தொழில் முறையில் ஆடிட்டராக உள்ள நீங்கள் அருமையாக ஆங்கிலத்தில் எழுத முடியுமென்றாலும், தமிழ் வாசகர்களுக்குப் புதிய சிந்தனைகளைத் தரவேண்டும் என்பதற்காகவே இந்த நூலைத் தமிழில் எழுதியிருக்கிறீர்கள். அதனால் தமிழ் வாசகர்களின் நன்றிக்குரியவராகிறீர்கள்.

ஒரு வாசகன் என்ற முறையில், உங்களுக்கு என் பாராட்டையும், நன்றியையும் தெரிவித்துக்கொள்கிறேன்.

Padmashri. Dr. Nalli Kuppuswami Chetti
Padmashri. Dr. Nalli Kuppuswami Chetti(Partner M/S. Nalli Chinnasami Chetty)

திரு.ஈ.பி.திருமலை தொழில் துறையில் தனக்கென ஓர் இடத்தைப்பெற்றவர். அவரது முயற்சியும் மனித பண்பாடும் அவரை வெற்றியின் உச்சத்தை அடைய உதவியது. முற்போக்கான சிந்தனை, முரண்பாடற்ற நோக்கம், எதிலும் யதார்த்தத்தையும் உண்மையையும் உணரக்கூடிய அறிவு இவைகள் இவரது அடிப்படை ஆற்றல்கள். 
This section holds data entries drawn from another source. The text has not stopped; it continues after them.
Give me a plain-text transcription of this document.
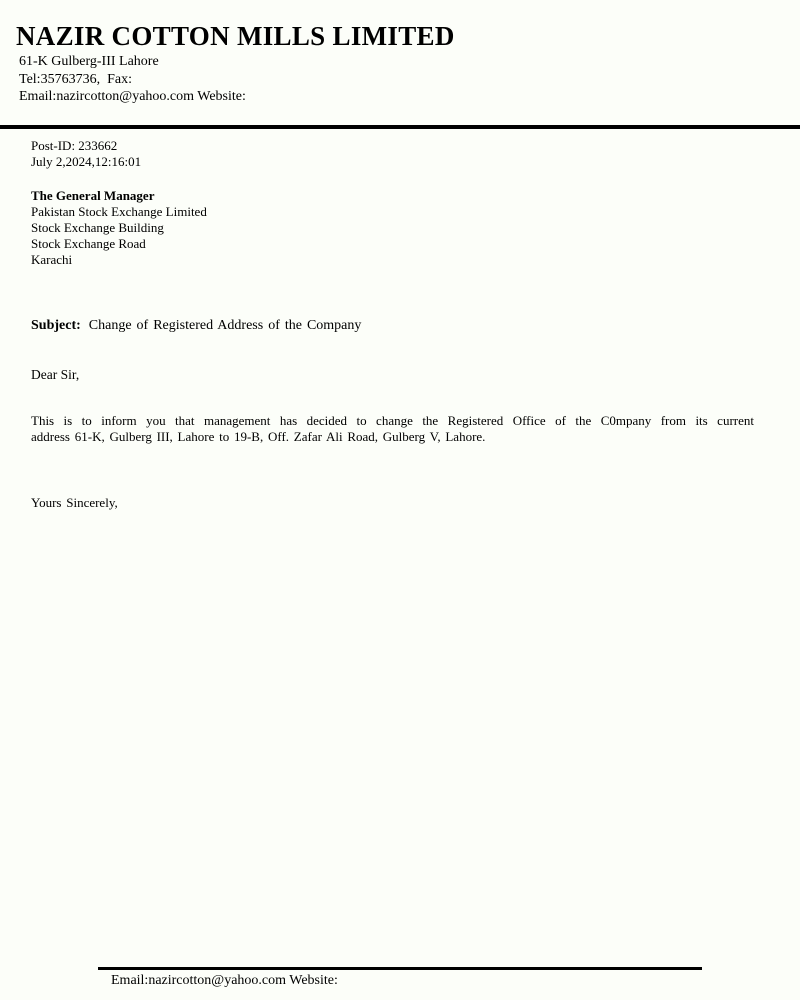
NAZIR COTTON MILLS LIMITED
61-K Gulberg-III Lahore
Tel:35763736,  Fax:
Email:nazircotton@yahoo.com Website:
Post-ID: 233662
July 2,2024,12:16:01
The General Manager
Pakistan Stock Exchange Limited
Stock Exchange Building
Stock Exchange Road
Karachi
Subject: Change of Registered Address of the Company
Dear Sir,
This is to inform you that management has decided to change the Registered Office of the C0mpany from its current
address 61-K, Gulberg III, Lahore to 19-B, Off. Zafar Ali Road, Gulberg V, Lahore.
Yours Sincerely,
Email:nazircotton@yahoo.com Website:
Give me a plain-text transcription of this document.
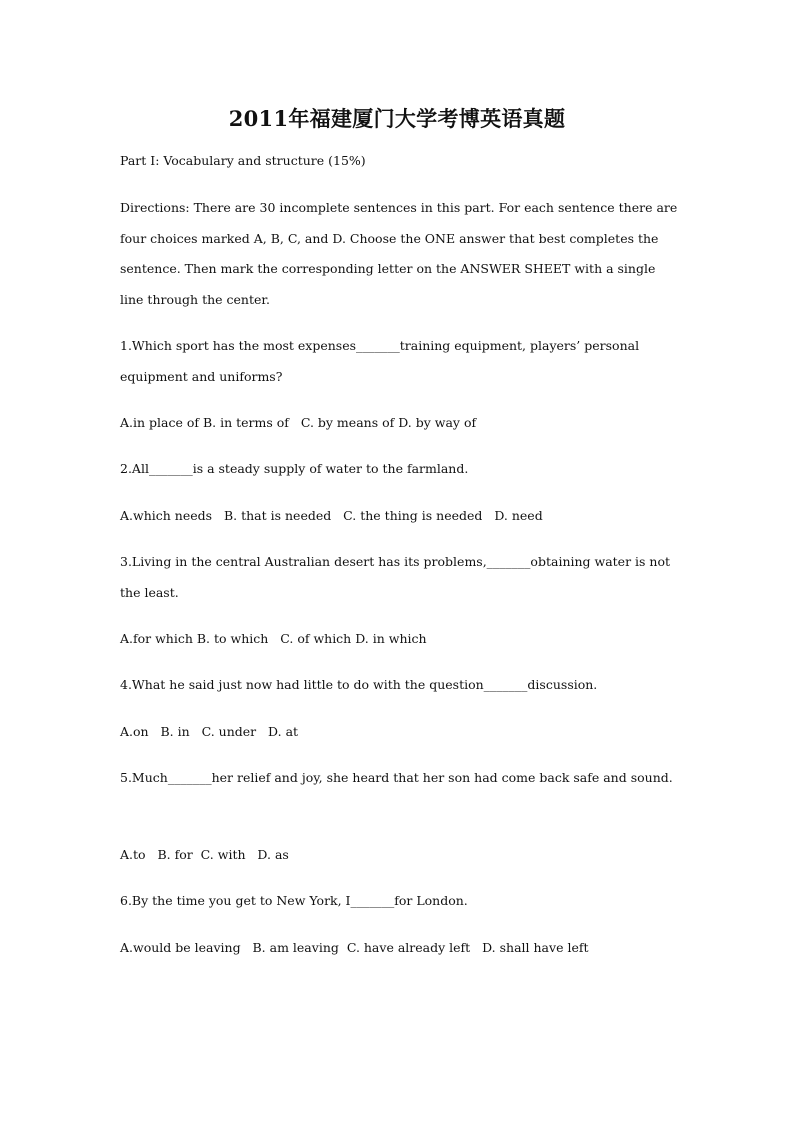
2011年福建厦门大学考博英语真题
Part I: Vocabulary and structure (15%)
Directions: There are 30 incomplete sentences in this part. For each sentence there are four choices marked A, B, C, and D. Choose the ONE answer that best completes the sentence. Then mark the corresponding letter on the ANSWER SHEET with a single line through the center.
1.Which sport has the most expenses_______training equipment, players’ personal equipment and uniforms?
A.in place of B. in terms of   C. by means of D. by way of
2.All_______is a steady supply of water to the farmland.
A.which needs   B. that is needed   C. the thing is needed   D. need
3.Living in the central Australian desert has its problems,_______obtaining water is not the least.
A.for which B. to which   C. of which D. in which
4.What he said just now had little to do with the question_______discussion.
A.on   B. in   C. under   D. at
5.Much_______her relief and joy, she heard that her son had come back safe and sound.
A.to   B. for  C. with   D. as
6.By the time you get to New York, I_______for London.
A.would be leaving   B. am leaving  C. have already left   D. shall have left
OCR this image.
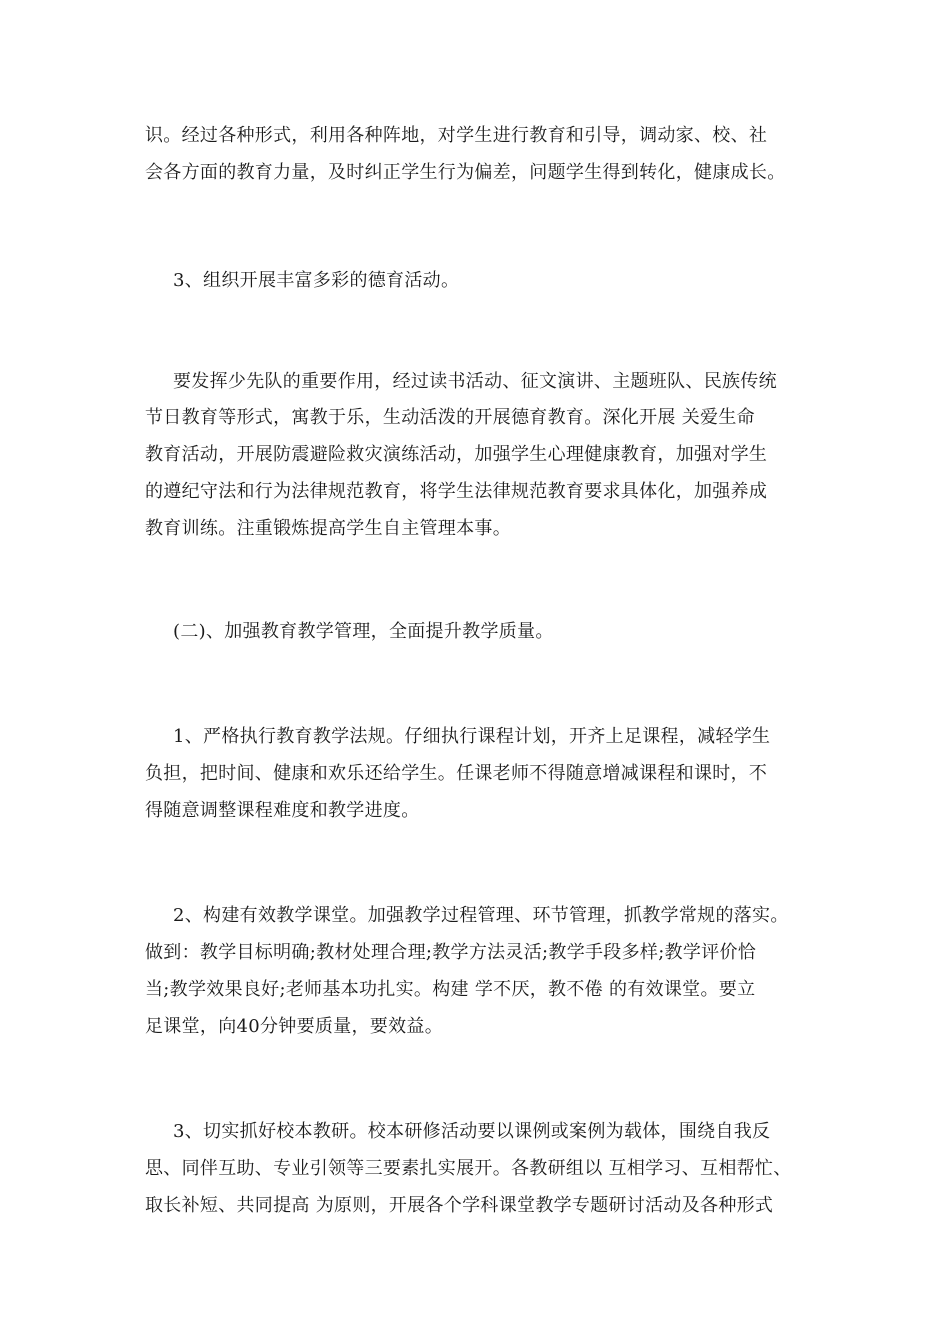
识。经过各种形式，利用各种阵地，对学生进行教育和引导，调动家、校、社
会各方面的教育力量，及时纠正学生行为偏差，问题学生得到转化，健康成长。
3、组织开展丰富多彩的德育活动。
要发挥少先队的重要作用，经过读书活动、征文演讲、主题班队、民族传统
节日教育等形式，寓教于乐，生动活泼的开展德育教育。深化开展 关爱生命
教育活动，开展防震避险救灾演练活动，加强学生心理健康教育，加强对学生
的遵纪守法和行为法律规范教育，将学生法律规范教育要求具体化，加强养成
教育训练。注重锻炼提高学生自主管理本事。
(二)、加强教育教学管理，全面提升教学质量。
1、严格执行教育教学法规。仔细执行课程计划，开齐上足课程，减轻学生
负担，把时间、健康和欢乐还给学生。任课老师不得随意增减课程和课时，不
得随意调整课程难度和教学进度。
2、构建有效教学课堂。加强教学过程管理、环节管理，抓教学常规的落实。
做到：教学目标明确;教材处理合理;教学方法灵活;教学手段多样;教学评价恰
当;教学效果良好;老师基本功扎实。构建 学不厌，教不倦 的有效课堂。要立
足课堂，向40分钟要质量，要效益。
3、切实抓好校本教研。校本研修活动要以课例或案例为载体，围绕自我反
思、同伴互助、专业引领等三要素扎实展开。各教研组以 互相学习、互相帮忙、
取长补短、共同提高 为原则，开展各个学科课堂教学专题研讨活动及各种形式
அவரது 40 ஆண்டுகளுக்கும் மேற்பட்ட அனுபவங்களின் தெள்ளிய சாராம்சம்தான் இவரது படைப்பு ‘இக்கரையா? அக்கரையா?’

சுவைபட எழுதியிருக்கிறார். அறிவுப்பூர்வமான புத்தகங்களின் நடுவில் இப்புத்தகம் தனித்து மிளிரும் என்பதில் எந்தவித ஐயமும் இல்லை. திரு.ஈ.பி.திருமலை அவர்களது இம்முயற்சி பாராட்டத்தக்கது. அவர்களுக்கு மனப்பூர்வமான வாழ்த்துக்கள்!